Council members took a moment to remember active community member Bob Merrill, who passed away recently.

Attendee Jackie Koney expressed gratitude to Village staff for allowing local businesses to adapt to social distance requirements due to Covid-19. Staff provided “curbside pickup” locations for businesses and made arrangements for village-owned picnic tables to be used in outdoor service areas.

Schoolcraft resets village clean-up day to Sept. 19

By Max Hutchison

The Schoolcraft Village Council at a July meeting rescheduled the village-wide Clean Up Day previously scheduled for June, to Saturday, September 19th, from 8 a.m.-noon. Residents can bring items to Clay Street across from the Ken Krum Recreation Center.

Details regarding what items residents may drop off can be found on the Village’s website or in the Summer 2020 newsletter.

The council’s meeting, its first since the lockdown in March, was its first-ever online session via Zoom. All members were present and visible in the conferencing app, along with several resident attendees. Also present was Johnathan Ballentine from the village’s information technology staff. While the virtual meeting was conducted largely in the same manner as the council’s in-person meetings, council members cast their votes using the Zoom app’s internal electronic voting tool.

Two budget items kicked off the meeting’s agenda. An amendment to the budget transferred funds to balance the budget. Revenues were higher than expected for the 2020 fiscal year, allowing the Village to shift funds without dipping into its general fund. “Really, we did pretty good,” said Finance Director Tammy Young. The Council also opted out of a state law which sets limits on contributions to employee medical benefit plans.

In an attempt to ensure the timeliness of the Village’s newsletter, the Council approved an expedited method for reviewing President Keith Gunnett’s standing article. Previously, the article was not subject to the Council’s oversight; the Council began reviewing it in October, 2019 when the viewpoints of council members diverged on the necessity, process, and costs associated with approving a village sanitary sewer system. While the process has since involved a month-long review by Council members, the new process will allow Village Manager Cheri Lutz to approve Gunnett’s article on shorter notice, raising issues with the full Council only when she identifies a potential issue.

Rounding out the agenda, Trustee John Stodola made known his desire to keep the Village active in the County’s Disaster Mitigation Plan with the pandemic in mind. “Things are profoundly different now than they were six months ago when we last got together,” Stodola commented. Lutz informed the Council that she had been in contact with the County, and a representative would soon be attending a village meeting to give the Council an update on the Disaster Mitigation Plan.

While the sanitary sewer project was not listed as an agenda item, it was briefly discussed in the council’s committee reports.
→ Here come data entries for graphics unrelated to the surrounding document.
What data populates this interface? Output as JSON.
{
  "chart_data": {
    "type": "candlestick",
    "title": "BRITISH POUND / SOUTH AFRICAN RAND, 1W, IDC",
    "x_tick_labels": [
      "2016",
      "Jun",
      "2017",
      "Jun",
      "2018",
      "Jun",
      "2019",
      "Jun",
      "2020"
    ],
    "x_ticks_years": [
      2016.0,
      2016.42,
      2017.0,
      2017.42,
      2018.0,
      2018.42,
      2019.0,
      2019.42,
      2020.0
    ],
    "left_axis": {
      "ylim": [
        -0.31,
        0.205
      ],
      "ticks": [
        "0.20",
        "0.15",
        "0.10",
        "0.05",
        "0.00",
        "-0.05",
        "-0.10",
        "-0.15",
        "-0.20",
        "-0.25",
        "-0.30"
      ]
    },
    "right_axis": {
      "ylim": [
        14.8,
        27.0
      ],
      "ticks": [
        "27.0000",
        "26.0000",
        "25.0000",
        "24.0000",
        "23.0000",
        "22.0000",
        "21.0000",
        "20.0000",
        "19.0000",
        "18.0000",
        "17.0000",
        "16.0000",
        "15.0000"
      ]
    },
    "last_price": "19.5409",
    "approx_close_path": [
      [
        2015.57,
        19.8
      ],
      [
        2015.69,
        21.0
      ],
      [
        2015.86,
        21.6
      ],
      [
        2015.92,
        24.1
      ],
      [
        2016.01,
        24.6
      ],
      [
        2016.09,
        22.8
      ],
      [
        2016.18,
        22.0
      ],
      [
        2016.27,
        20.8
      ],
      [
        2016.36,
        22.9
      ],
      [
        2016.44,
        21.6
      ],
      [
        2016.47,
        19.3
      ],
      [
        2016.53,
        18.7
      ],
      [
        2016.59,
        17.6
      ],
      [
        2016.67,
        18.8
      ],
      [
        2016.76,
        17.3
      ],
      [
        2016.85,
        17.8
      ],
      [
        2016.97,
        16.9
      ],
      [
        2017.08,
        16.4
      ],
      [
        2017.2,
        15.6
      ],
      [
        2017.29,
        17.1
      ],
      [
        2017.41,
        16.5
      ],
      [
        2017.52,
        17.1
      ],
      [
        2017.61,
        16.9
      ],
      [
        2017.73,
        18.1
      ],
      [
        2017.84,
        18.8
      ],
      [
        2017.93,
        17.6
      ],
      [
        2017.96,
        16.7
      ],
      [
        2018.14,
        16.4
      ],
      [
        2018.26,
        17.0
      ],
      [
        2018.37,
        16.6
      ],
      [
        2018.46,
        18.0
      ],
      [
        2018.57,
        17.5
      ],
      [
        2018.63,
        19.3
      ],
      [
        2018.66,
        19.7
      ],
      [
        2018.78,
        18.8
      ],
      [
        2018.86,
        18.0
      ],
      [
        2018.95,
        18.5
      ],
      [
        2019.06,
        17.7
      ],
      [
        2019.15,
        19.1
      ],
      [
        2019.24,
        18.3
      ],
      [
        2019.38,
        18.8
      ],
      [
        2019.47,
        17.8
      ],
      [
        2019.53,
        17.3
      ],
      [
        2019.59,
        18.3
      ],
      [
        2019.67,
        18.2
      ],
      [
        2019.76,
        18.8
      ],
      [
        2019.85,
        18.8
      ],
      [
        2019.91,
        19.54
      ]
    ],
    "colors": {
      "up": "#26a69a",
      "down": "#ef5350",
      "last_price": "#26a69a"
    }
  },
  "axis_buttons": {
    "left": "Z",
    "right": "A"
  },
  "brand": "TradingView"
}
Stodola remarked that a Wightman engineering consultant will be visiting the Council in the coming months to discuss an alternate proposal for the sewer plan. While Stodola was unsure of the details, he said he believes that the new plan will involve a sewer line running down Route 131 toward Kalamazoo. A longtime Wightman employee, Alan Smaka, who has advised the Village in the past, has since left the engineering firm to work as a project consultant for the South County Sewer Authority. Stodola also confirmed what had previously been discussed at Council meetings, that Vicksburg would not be joining Schoolcraft on a sewer project. Stodola did note, however, that Lockport Township has expressed interest in joining the project and would be discussing the possibility with the South County Sewer Authority going forward.